Hardware determines which models you can run and at what speed. Here's a practical breakdown by hardware category:

HardwareRecommended ModelExpected Speed
Raspberry Pi 5 (8GB)Phi-4 Mini or Gemma 2 2B3–6 tokens/sec
Mac Mini M2 (8GB)Llama 3.2 8B25–40 tokens/sec
Mac Mini M4 (16GB)Qwen 2.5 14B20–35 tokens/sec
Mac Studio M4 (64GB)Llama 3.1 70B15–25 tokens/sec
PC with RTX 4090 (24GB VRAM)Llama 3.1 70B Q440–60 tokens/sec

Apple Silicon Macs benefit from unified memory architecture — the GPU and CPU share the same memory pool, meaning an M4 Mac Mini with 24GB RAM can run a 20B parameter model with the GPU fully utilized, something impossible on a discrete GPU system with only 12GB VRAM.

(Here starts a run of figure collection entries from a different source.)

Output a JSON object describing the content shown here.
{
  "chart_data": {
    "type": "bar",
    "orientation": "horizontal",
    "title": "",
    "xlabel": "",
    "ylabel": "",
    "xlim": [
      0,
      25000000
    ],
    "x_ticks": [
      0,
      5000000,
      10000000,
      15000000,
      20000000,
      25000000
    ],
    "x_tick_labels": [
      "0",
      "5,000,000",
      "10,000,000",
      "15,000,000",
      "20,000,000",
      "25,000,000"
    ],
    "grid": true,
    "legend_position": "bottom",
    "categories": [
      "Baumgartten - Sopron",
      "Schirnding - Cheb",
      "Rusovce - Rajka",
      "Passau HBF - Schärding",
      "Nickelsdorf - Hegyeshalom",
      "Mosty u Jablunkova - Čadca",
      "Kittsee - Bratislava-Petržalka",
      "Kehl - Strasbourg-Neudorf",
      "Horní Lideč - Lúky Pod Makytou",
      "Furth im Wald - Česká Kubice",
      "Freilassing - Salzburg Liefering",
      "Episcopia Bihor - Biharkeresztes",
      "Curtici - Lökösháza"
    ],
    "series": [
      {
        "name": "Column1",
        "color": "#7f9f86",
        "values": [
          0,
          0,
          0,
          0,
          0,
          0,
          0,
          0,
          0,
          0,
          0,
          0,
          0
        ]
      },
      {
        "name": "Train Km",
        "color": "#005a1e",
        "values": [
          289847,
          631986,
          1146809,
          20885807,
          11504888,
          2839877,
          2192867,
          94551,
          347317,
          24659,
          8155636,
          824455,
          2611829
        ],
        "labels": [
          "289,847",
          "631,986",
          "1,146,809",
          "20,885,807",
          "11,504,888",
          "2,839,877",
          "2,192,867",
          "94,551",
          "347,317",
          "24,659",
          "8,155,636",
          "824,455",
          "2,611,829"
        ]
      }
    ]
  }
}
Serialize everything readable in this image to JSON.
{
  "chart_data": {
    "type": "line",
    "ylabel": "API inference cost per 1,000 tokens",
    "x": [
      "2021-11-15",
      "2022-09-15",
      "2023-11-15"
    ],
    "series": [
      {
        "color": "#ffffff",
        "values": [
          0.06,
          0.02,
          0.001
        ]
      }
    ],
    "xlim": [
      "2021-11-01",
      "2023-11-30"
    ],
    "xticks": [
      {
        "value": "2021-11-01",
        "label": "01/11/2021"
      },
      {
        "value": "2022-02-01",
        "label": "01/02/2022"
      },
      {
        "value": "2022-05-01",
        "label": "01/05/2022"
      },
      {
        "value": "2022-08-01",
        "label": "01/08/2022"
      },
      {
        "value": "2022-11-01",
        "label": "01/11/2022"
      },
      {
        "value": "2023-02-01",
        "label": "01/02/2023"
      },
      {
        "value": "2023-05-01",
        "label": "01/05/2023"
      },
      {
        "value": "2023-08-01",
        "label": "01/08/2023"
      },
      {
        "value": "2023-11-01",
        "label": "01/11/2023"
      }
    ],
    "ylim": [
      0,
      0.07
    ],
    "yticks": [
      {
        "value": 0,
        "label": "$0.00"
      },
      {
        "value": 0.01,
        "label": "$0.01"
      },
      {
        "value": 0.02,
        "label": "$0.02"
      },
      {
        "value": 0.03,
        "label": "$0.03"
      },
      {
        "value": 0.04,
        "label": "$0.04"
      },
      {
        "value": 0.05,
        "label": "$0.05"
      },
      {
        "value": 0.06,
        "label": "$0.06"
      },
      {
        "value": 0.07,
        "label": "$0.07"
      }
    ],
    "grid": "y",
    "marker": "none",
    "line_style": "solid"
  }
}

Performance Optimization Tips

Several configuration changes can meaningfully improve local model performance for OpenClaw use cases:

Use Q5_K_M quantization: When multiple quantization levels are available, Q5_K_M provides a good balance of quality and size/speed. It's roughly equivalent to Q8 quality at Q4 speed.

Limit context window size: Local models run slower with larger context windows. For heartbeat tasks that don't need extensive history, configure a smaller context window in the Ollama options to improve throughput.

Keep Ollama running continuously: Model loading (the time between when you first call Ollama and when it returns a response) takes 10–30 seconds as the model is loaded into memory. Once loaded, subsequent calls are fast. Configure Ollama to keep models loaded in memory between calls with the OLLAMA_KEEP_ALIVE environment variable.

Reserve system RAM for the model: Close memory-intensive applications when running large local models. More memory available to Ollama means more of the model stays in RAM rather than being paged to disk, which dramatically improves inference speed.

Wrapping Up

OpenClaw with Ollama is not a compromise — it's a genuine first-class deployment option that prioritizes privacy and cost over raw model quality. For users who handle sensitive data, who want predictable costs, or who simply believe their conversations should stay on their own hardware, local model deployment delivers on its promise. The hardware investment pays for itself quickly against API costs, and the peace of mind from complete data sovereignty is difficult to put a dollar value on.